Le Pedro, que beaucoup n’hésitent pas à comparer à l’Abbé Pierre, Mère Teresa ou Sœur Emmanuelle, au niveau de l’engagement dans la lutte contre la pauvreté, ressemble plus à un baroudeur, dans le sens noble du terme, qu’a un missionnaire. Ce viking avec des yeux clairs pétillants, une barbe blanche et une conviction qui emporte tout sur son passage est né en… Argentine, il y a soixante-quatre ans.

« Mon histoire est différente dès le départ. Je suis le fils d’un émigrant slovène, seul rescapé d’un charnier de 5000 personnes tuées par les communistes du maréchal Tito, de l’ex-Yougoslavie. Après la Seconde Guerre mondiale, il s’est réfugié en Italie où il a rencontré ma mère dans un camp de réfugiés et sans un sou, sans savoir parler l’espagnol, ils ont émigré en Argentine. Comme mon père était maçon, il a trouvé du travail, mais il vivait avec ma mère et les huit enfants qui sont nés après dans un garage où on dormait par terre. Je connais la misère depuis toujours. Ils nous ont appris comment faire pour survivre dans la dignité et nous ont transmis leur foi catholique. »

Des l’âge de 9 ans, Pedro va travailler avec son père comme maçon pour aider à faire manger la famille et à 14 ans il est déjà un bon ouvrier. A 15 ans, il décide de devenir prêtre et entre au séminaire chez les Pères lazaristes. A 20 ans, il va approfondir sa formation en Slovénie, la terre de ses parents. « C’est là que j’ai décidé de devenir missionnaire et d’aller travailler avec les pauvres en dehors de l’Argentine, de préférence en Afrique ou en Asie, les pays pauvres de l’époque. C’est comme ça que je me suis retrouvé deux ans plus tard à Madagascar où j’ai travaillé comme maçon chez les prêtres lazaristes de St-Vincent de Paul qui, de son vivant, envoya les premiers missionnaires à Madagascar, en 1648. » Pedro Pablo Oreka termine ses études à Paris et est ordonné prêtre à Buenos Aires en 1975. Il est subséquemment nommé curé dans une paroisse rurale du sud-est de Madagascar, Vangaindrano. C’était un endroit perdu situé à plus de 1000 kilomètres de la capitale malgache, dans une des régions les plus démunies du sud-est. Après avoir appris la langue et les traditions du pays, le nouveau prêtre aide les paysans à améliorer la culture du riz, des céréales et du café. Il crée aussi des groupes de villageois et de jeunes, pour les aider à bâtir des projets communs et à prendre en main leur futur.

20140910_154113Et puis en mars 1989, après treize ans passés dans la campagne, le Père Pedro est muté dans la capitale malgache pour diriger le séminaire des frères lazaristes. « Vivant à la campagne, j’ignorais totalement ce qui se passait en ville et j’ai subi un grand choc quand je suis arrivé à Antanannarivo.
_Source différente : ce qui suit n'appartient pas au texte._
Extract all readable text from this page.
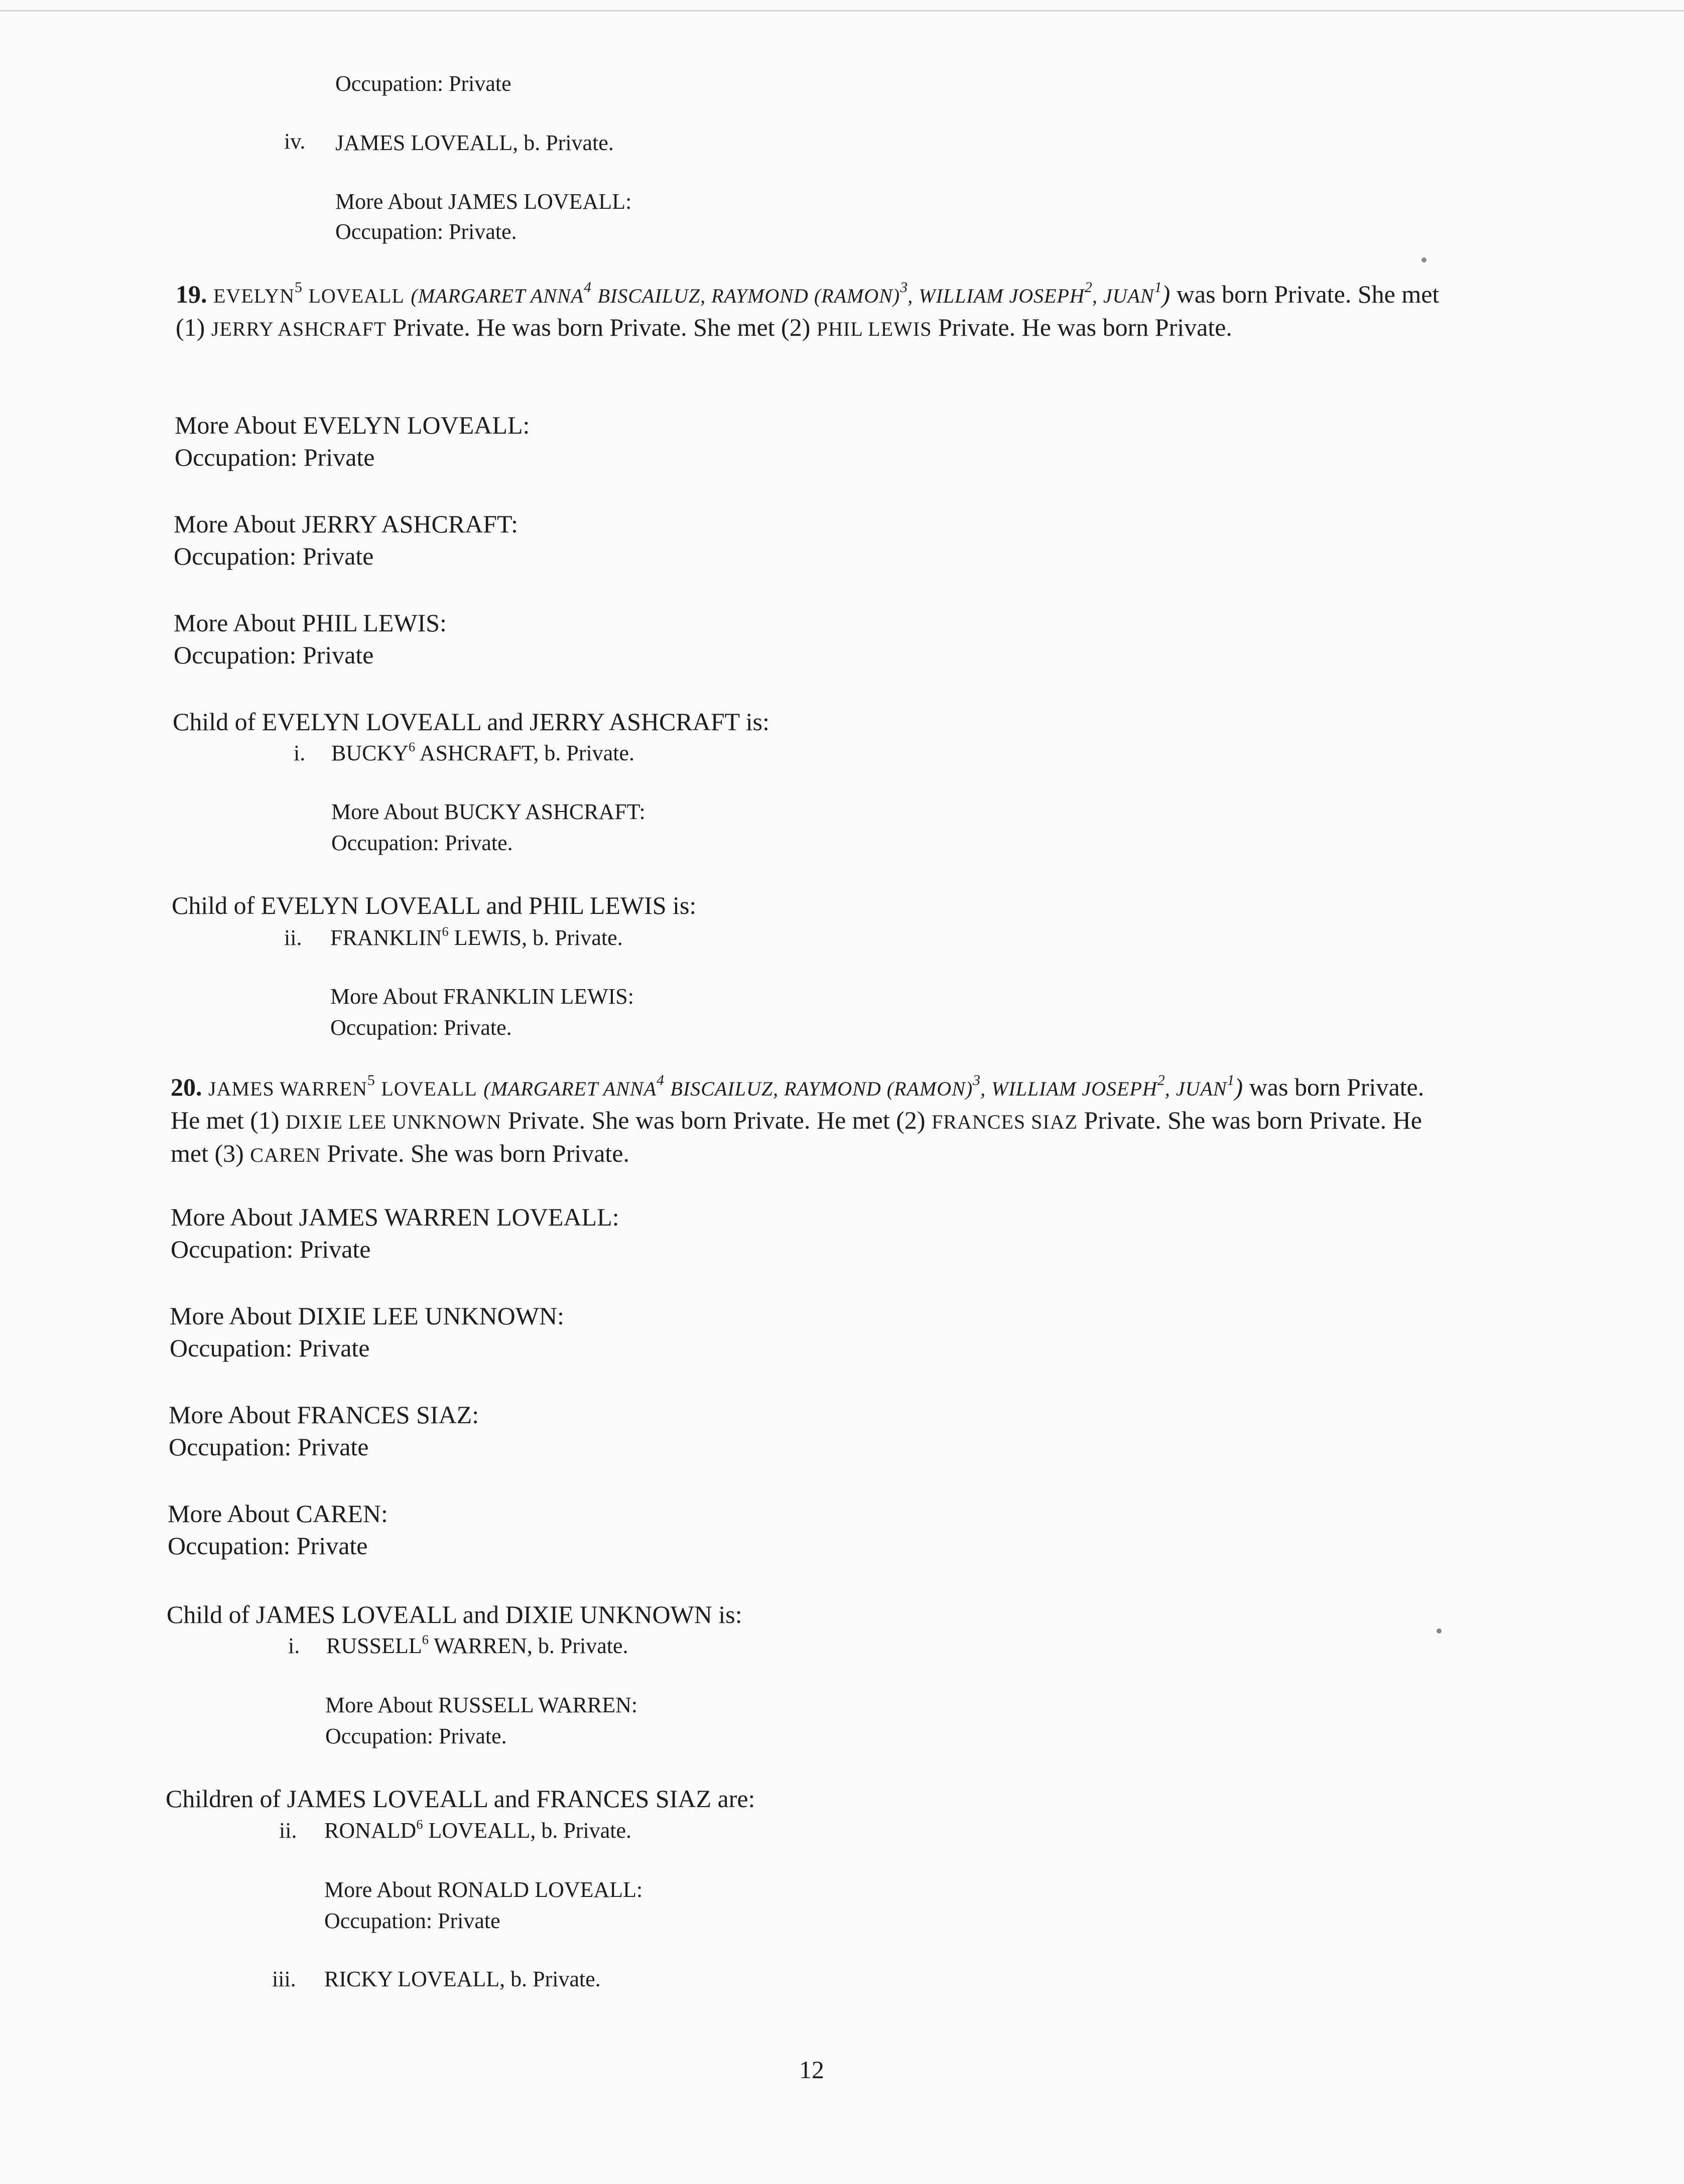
Occupation: Private
iv. JAMES LOVEALL, b. Private.
More About JAMES LOVEALL:
Occupation: Private.
19. EVELYN$^5$ LOVEALL (MARGARET ANNA$^4$ BISCAILUZ, RAYMOND (RAMON)$^3$, WILLIAM JOSEPH$^2$, JUAN$^1$) was born Private. She met (1) JERRY ASHCRAFT Private. He was born Private. She met (2) PHIL LEWIS Private. He was born Private.
More About EVELYN LOVEALL:
Occupation: Private
More About JERRY ASHCRAFT:
Occupation: Private
More About PHIL LEWIS:
Occupation: Private
Child of EVELYN LOVEALL and JERRY ASHCRAFT is:
i. BUCKY$^6$ ASHCRAFT, b. Private.
More About BUCKY ASHCRAFT:
Occupation: Private.
Child of EVELYN LOVEALL and PHIL LEWIS is:
ii. FRANKLIN$^6$ LEWIS, b. Private.
More About FRANKLIN LEWIS:
Occupation: Private.
20. JAMES WARREN$^5$ LOVEALL (MARGARET ANNA$^4$ BISCAILUZ, RAYMOND (RAMON)$^3$, WILLIAM JOSEPH$^2$, JUAN$^1$) was born Private. He met (1) DIXIE LEE UNKNOWN Private. She was born Private. He met (2) FRANCES SIAZ Private. She was born Private. He met (3) CAREN Private. She was born Private.
More About JAMES WARREN LOVEALL:
Occupation: Private
More About DIXIE LEE UNKNOWN:
Occupation: Private
More About FRANCES SIAZ:
Occupation: Private
More About CAREN:
Occupation: Private
Child of JAMES LOVEALL and DIXIE UNKNOWN is:
i. RUSSELL$^6$ WARREN, b. Private.
More About RUSSELL WARREN:
Occupation: Private.
Children of JAMES LOVEALL and FRANCES SIAZ are:
ii. RONALD$^6$ LOVEALL, b. Private.
More About RONALD LOVEALL:
Occupation: Private
iii. RICKY LOVEALL, b. Private.
12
J’ai été sidéré par l’étendue de la misère que j’y ai découvert. Dans le sud-ouest où j’avais vécu, il y avait de la pauvreté mais pas de la misère grâce à la solidarité : le peu qu’on avait, on le partageait. Dans la capitale il n’y avait que la pauvreté à partager. » Le jeune prêtre va surtout découvrir les sans-logis vivant dans la décharge aux ordures. En 1985, pour la célébration en grande pompe des 25 ans de la révolution malgache, les autorités avaient organisé une grande rafle pour nettoyer la capitale : tous ceux qui vivaient dans les rues avaient été conduits de force dans les dépotoirs situés hors de la ville. « Des milliers de familles avec leurs enfants avaient été jetées dans les décharges comme des ordures et ceux qui avaient survécu étaient toujours là-bas. J’ai été d’abord sidéré par cette situation, puis elle m’a révolté et j’ai décidé de réagir. »IMAG6562

Mais cette situation qui durait depuis quatre ans n’avait pas été combattue, dénoncée avant l’arrivée du Père Pedro à Antannanarivo ? « Elle avait été dénoncée, mais Madagascar était en train de tomber rapidement dans une pauvreté généralisée. La misère et ses séquelles commençaient à devenir « normales » dans le pays. Quand je suis arrivé dans le pays en 1970, il y avait 10 millions d’habitants et 30 % de pauvres. Aujourd’hui, après une révolution socialiste, plusieurs coups d’Etats et autant de présidents, Madagascar compte 22 millions d’habitants et 80% de pauvres. C’était un pays beau, riche et accueillant que la misère a dramatiquement changé. La révolution était le contraire de ce qu’elle prétendait être : rendre les Malgaches plus responsables, plus patriotes, plus progressistes et développer le pays. On a fait partir les Européens qui faisaient marcher l’économie et ils n’ont pas été remplacés : depuis, le pays fonctionne au ralenti et parfois, pendant de longues périodes, pas du tout. »IMAG3291

« Quand je suis arrivé dans le pays en 1970, il y avait 10 millions d’habitants et 30 % de pauvres. Aujourd’hui, après une révolution socialiste, plusieurs coups d’Etats et autant de présidents, Madagascar compte 22 millions d’habitants et 80% de pauvres. »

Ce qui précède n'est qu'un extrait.